I have trouble understanding why composers use 2 as the bottom number in time signatures in slow music. Why do you think Barber choose 2 instead of 4?

In measures 55-56 the harmony changes. What was Barber trying to accomplish here?

The final chord is A natural(!), F, and C. How do you like this compared with an ending in Bb Minor or a sudden switch to Db Major?


----------



## EdwardBast

Aurelian said:


> I have trouble understanding why composers use 2 as the bottom number in time signatures in slow music. Why do you think Barber choose 2 instead of 4?

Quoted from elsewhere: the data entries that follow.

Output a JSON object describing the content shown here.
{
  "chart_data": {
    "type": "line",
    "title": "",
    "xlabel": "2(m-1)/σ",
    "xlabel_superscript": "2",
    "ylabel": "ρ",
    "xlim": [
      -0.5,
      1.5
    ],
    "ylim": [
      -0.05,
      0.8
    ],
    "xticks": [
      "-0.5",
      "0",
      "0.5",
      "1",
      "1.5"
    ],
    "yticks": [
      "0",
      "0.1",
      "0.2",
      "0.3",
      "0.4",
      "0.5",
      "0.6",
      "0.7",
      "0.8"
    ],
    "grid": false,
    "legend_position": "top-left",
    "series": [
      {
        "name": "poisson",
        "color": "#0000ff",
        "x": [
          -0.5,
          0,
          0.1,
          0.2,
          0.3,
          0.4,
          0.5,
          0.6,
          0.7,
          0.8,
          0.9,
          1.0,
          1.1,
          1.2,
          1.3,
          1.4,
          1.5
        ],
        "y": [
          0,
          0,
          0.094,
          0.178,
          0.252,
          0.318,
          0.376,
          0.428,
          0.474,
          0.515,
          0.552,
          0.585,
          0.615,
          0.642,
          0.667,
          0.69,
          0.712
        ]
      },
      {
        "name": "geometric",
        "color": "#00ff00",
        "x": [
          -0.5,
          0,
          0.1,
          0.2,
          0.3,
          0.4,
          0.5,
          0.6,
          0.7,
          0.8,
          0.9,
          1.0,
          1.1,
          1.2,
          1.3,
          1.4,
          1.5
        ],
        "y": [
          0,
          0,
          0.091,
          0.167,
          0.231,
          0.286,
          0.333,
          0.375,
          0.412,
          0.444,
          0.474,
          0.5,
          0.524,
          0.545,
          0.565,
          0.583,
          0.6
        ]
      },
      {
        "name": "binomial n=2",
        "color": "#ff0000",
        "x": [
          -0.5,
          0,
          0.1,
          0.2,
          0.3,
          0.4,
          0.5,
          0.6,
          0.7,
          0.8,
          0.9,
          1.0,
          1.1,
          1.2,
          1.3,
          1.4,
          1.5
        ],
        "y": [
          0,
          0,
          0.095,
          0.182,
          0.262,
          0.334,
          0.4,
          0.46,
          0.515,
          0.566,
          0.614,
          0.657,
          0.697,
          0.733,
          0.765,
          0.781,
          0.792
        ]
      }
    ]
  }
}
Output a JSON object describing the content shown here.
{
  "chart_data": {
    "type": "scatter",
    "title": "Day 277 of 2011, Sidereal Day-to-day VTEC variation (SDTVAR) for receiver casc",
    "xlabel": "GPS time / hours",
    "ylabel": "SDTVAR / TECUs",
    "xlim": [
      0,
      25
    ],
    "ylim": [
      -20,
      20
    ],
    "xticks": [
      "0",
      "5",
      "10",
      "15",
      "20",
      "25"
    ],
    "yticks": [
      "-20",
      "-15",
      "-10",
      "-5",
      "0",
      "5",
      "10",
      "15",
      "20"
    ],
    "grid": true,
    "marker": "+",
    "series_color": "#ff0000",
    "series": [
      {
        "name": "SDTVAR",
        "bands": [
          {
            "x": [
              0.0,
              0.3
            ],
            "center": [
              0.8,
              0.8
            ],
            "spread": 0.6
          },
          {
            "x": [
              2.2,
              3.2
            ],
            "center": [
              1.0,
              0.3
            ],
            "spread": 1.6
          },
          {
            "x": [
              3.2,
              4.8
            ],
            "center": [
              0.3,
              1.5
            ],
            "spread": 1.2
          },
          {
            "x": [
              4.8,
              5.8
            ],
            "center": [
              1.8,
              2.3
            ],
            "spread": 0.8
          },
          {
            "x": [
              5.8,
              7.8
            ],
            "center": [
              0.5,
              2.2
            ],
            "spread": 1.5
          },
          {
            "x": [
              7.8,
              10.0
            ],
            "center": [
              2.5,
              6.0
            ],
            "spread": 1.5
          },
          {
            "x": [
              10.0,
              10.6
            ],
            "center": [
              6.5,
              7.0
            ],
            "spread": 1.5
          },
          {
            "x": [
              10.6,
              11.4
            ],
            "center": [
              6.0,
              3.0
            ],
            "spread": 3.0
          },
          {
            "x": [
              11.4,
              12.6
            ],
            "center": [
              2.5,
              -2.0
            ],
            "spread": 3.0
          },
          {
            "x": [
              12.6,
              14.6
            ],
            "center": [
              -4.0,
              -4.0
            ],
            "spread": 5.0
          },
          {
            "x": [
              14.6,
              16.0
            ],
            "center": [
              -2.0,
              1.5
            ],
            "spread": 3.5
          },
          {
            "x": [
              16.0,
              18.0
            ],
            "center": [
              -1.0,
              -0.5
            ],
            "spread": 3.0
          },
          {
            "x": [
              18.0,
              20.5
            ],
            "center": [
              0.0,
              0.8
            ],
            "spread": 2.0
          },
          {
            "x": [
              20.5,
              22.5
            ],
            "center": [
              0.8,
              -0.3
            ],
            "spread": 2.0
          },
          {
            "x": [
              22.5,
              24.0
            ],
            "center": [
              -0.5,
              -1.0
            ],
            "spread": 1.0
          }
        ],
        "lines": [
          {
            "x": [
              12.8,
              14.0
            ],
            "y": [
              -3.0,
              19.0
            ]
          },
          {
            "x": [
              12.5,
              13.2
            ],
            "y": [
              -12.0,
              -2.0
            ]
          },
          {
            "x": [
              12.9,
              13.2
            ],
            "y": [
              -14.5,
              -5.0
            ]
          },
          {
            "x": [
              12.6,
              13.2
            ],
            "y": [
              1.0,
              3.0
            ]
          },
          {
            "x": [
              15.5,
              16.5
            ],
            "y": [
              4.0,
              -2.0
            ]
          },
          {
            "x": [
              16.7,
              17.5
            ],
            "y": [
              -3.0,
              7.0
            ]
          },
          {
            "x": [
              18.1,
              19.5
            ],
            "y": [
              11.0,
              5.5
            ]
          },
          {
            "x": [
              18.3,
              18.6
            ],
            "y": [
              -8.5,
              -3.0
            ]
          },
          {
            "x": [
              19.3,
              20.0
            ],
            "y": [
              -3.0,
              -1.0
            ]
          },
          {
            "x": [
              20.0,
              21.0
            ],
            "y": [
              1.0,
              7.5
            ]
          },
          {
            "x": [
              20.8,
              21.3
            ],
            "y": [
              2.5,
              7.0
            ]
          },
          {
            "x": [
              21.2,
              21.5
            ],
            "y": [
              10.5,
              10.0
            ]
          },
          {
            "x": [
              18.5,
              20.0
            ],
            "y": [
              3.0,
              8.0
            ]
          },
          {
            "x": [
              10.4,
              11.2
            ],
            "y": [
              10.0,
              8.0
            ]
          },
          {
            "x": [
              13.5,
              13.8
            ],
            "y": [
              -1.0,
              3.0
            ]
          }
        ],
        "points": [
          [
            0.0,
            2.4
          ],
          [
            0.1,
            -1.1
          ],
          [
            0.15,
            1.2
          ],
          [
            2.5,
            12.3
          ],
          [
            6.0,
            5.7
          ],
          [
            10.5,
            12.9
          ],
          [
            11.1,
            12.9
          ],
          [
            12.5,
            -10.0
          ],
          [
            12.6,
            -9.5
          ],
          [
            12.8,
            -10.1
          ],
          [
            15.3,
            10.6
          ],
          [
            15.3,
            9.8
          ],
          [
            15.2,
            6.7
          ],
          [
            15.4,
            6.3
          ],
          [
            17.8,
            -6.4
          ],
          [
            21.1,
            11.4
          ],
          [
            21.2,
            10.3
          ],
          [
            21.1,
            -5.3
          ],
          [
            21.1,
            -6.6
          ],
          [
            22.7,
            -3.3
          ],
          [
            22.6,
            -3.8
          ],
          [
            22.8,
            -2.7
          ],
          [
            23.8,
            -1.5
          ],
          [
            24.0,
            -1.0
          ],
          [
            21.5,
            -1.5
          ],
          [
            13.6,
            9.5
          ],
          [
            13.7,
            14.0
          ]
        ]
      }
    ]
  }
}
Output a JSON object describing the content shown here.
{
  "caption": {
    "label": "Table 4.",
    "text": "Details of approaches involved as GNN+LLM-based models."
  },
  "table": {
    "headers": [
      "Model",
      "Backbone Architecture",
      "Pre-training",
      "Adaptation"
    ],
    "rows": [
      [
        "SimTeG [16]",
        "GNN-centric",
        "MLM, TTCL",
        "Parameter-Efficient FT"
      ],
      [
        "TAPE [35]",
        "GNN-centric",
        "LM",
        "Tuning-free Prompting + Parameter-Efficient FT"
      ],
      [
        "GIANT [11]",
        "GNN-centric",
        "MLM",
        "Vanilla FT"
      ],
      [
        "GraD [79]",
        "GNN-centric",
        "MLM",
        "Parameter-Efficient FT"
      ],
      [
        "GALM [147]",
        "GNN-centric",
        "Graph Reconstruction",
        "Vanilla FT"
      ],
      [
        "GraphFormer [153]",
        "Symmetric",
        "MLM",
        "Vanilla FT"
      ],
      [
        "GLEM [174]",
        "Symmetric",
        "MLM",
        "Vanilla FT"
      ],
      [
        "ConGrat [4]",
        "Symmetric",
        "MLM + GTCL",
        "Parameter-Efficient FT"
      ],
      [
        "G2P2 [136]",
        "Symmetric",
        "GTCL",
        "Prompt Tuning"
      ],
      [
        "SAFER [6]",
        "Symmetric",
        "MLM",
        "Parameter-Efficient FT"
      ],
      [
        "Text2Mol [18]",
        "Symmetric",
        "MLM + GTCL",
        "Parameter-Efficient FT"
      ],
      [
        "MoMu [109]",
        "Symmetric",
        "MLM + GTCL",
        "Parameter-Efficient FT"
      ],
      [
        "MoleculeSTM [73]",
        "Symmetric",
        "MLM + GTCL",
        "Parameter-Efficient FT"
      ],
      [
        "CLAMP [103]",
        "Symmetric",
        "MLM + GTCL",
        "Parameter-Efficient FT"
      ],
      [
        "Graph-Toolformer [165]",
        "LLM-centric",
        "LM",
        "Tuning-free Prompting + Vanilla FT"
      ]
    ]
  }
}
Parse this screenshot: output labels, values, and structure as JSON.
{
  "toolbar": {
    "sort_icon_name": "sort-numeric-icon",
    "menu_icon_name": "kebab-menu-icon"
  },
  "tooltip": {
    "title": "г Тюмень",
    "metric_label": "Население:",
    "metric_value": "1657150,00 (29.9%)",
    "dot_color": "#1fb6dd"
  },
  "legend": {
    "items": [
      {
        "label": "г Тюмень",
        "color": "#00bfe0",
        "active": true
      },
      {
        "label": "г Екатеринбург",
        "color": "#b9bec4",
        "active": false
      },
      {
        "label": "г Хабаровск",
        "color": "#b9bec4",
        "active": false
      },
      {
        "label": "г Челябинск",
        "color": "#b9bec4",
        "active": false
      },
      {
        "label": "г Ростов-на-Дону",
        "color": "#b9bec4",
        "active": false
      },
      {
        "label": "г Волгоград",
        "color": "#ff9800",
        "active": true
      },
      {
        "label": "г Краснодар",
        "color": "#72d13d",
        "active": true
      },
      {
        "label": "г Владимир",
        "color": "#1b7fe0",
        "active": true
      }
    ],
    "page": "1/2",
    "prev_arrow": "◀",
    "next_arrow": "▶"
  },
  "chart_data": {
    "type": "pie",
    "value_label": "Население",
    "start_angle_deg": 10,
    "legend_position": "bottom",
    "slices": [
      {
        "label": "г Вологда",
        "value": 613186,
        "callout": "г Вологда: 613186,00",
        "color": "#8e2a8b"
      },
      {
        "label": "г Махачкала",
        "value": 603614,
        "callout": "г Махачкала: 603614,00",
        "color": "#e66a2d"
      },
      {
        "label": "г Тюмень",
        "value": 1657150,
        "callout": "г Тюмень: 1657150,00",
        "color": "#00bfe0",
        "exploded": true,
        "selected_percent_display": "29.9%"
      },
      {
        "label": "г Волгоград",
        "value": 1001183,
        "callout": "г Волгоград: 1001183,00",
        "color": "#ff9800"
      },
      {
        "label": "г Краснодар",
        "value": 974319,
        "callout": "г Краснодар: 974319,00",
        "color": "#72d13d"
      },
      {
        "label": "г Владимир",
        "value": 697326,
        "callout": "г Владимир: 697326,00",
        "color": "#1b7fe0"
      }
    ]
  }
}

It reflects the expansive nature of the music and avoids the distracting and misleading beaming that would otherwise be necessary if the quarter notes were eighths. The beaming of such eighths in twos or fours would suggest rhythmic grouping that isn't actually present and doesn't reflect the freedom of grouping in the sounding music.



Aurelian said:


> In measures 55-56 the harmony changes. What was Barber trying to accomplish here?


This calls for rank speculation. It is a moment of deep, calm reflection after the climax of the work and a transition to the final rounding phrases. It's a beautiful progression.



Aurelian said:


> The final chord is A natural(!), F, and C. How do you like this compared with an ending in Bb Minor or a sudden switch to Db Major?


This _is_ an "ending" in Bb minor, only the last chord is the dominant. In the original string quartet from which the Adagio is excerpted, the movement does not end, but proceeds attacca into a finale which begins in Bb minor.


----------